Artificial intelligence (AI) computing requires tremendous amounts of electricity, but targeted research might hold the key to greatly reducing that. However, a team of researchers in the U.S. has developed technology that could reduce the energy consumption required by AI processing by a factor of at least a thousand.
A group of engineering researchers at the University of Minnesota Twin Cities have demonstrated an AI efficiency-boosting technology and published a peer-reviewed paper outlining their work and findings. The paper was published in npj Unconventional Computing, a peer-reviewed journal by Nature. In essence, they’ve created a shortcut in the normal practice of AI computations that greatly reduces the energy requirement for the task.
In current AI computing, data is transferred between the components processing it (logic) and where data is stored (memory/storage). This constant shuttling of information back and forth is responsible for consuming as much as 200 times the energy used in the computation, according to this research.
Thus the researchers have turned to Computational Random-Access Memory (CRAM) to address this. The CRAM the research team has developed places a high-density, reconfigurable spintronic in-memory compute substrate within the memory cells themselves.
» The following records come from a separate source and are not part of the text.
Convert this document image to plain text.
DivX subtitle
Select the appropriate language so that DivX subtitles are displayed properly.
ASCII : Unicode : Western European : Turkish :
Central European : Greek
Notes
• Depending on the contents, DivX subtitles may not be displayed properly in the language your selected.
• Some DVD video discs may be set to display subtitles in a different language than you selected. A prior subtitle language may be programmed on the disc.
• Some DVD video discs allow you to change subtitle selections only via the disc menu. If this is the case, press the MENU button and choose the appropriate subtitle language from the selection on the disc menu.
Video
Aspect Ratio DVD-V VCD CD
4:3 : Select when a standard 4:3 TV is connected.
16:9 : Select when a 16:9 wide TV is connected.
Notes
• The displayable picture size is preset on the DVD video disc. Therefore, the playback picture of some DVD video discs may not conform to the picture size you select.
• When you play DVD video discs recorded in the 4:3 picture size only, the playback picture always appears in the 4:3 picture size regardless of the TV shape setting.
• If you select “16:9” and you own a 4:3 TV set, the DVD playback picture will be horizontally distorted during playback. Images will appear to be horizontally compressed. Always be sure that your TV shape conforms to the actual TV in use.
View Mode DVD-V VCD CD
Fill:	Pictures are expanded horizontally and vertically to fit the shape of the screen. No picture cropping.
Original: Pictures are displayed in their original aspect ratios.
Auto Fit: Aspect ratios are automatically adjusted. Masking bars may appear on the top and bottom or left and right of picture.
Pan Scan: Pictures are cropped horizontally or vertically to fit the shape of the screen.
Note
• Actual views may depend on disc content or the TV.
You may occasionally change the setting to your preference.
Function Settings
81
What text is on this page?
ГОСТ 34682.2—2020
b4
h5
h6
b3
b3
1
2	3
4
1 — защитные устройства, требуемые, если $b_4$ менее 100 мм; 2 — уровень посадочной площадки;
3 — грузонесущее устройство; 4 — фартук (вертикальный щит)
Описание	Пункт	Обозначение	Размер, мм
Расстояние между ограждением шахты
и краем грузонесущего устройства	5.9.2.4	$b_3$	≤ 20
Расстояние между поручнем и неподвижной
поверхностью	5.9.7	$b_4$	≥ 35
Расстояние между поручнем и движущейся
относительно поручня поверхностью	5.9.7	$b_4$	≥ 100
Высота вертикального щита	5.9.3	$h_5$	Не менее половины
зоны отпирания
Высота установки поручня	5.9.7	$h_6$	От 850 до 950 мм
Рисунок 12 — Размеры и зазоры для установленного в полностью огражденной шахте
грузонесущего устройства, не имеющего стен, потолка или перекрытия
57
This differs from existing processing-in-memory solutions such as Samsung's PIM technology, as Samsung's solution places a processing computing unit (PCU) within the memory core. Data still has to travel from memory cells to the PCU and back, just not nearly as far.
Using CRAM, the data never leaves memory, instead undergoing processing entirely within the computer’s memory array. According to the research team, this allows the system running the AI computing application an energy consumption improvement “on the order of 1,000x over a state-of-the-art solution.”
Other examples suggest the potential for even greater energy savings and faster processing. In one test, performing an MNIST handwritten digit classifier task, the CRAM proved 2,500 times more energy-efficient and 1,700 times as fast as a near-memory processing system using the 16nm technology node. This task is used to train AI systems to recognize handwriting.
The importance of this kind of work cannot be overstated. Recent reports suggest AI workloads already consume almost as much electricity as the entire nation of Cyprus did in 2021. The total energy consumption came in at 4.3 GW in 2023 and is expected to grow at a rate of 26% to 36% in the coming years. Arm’s CEO recently suggested that by 2030, AI may consume a quarter of all energy produced in the U.S.
The first author of the paper Yang Lv, a University of Minnesota Department of Electrical and Computer Engineering postdoctoral researcher, and the rest of the research team have already applied for several patents based on the new technology. They plan to work with leaders in the semiconductor industry, including those in Minnesota, to provide large-scale demonstrations and produce the hardware to help advance AI functionality while also making it more efficient.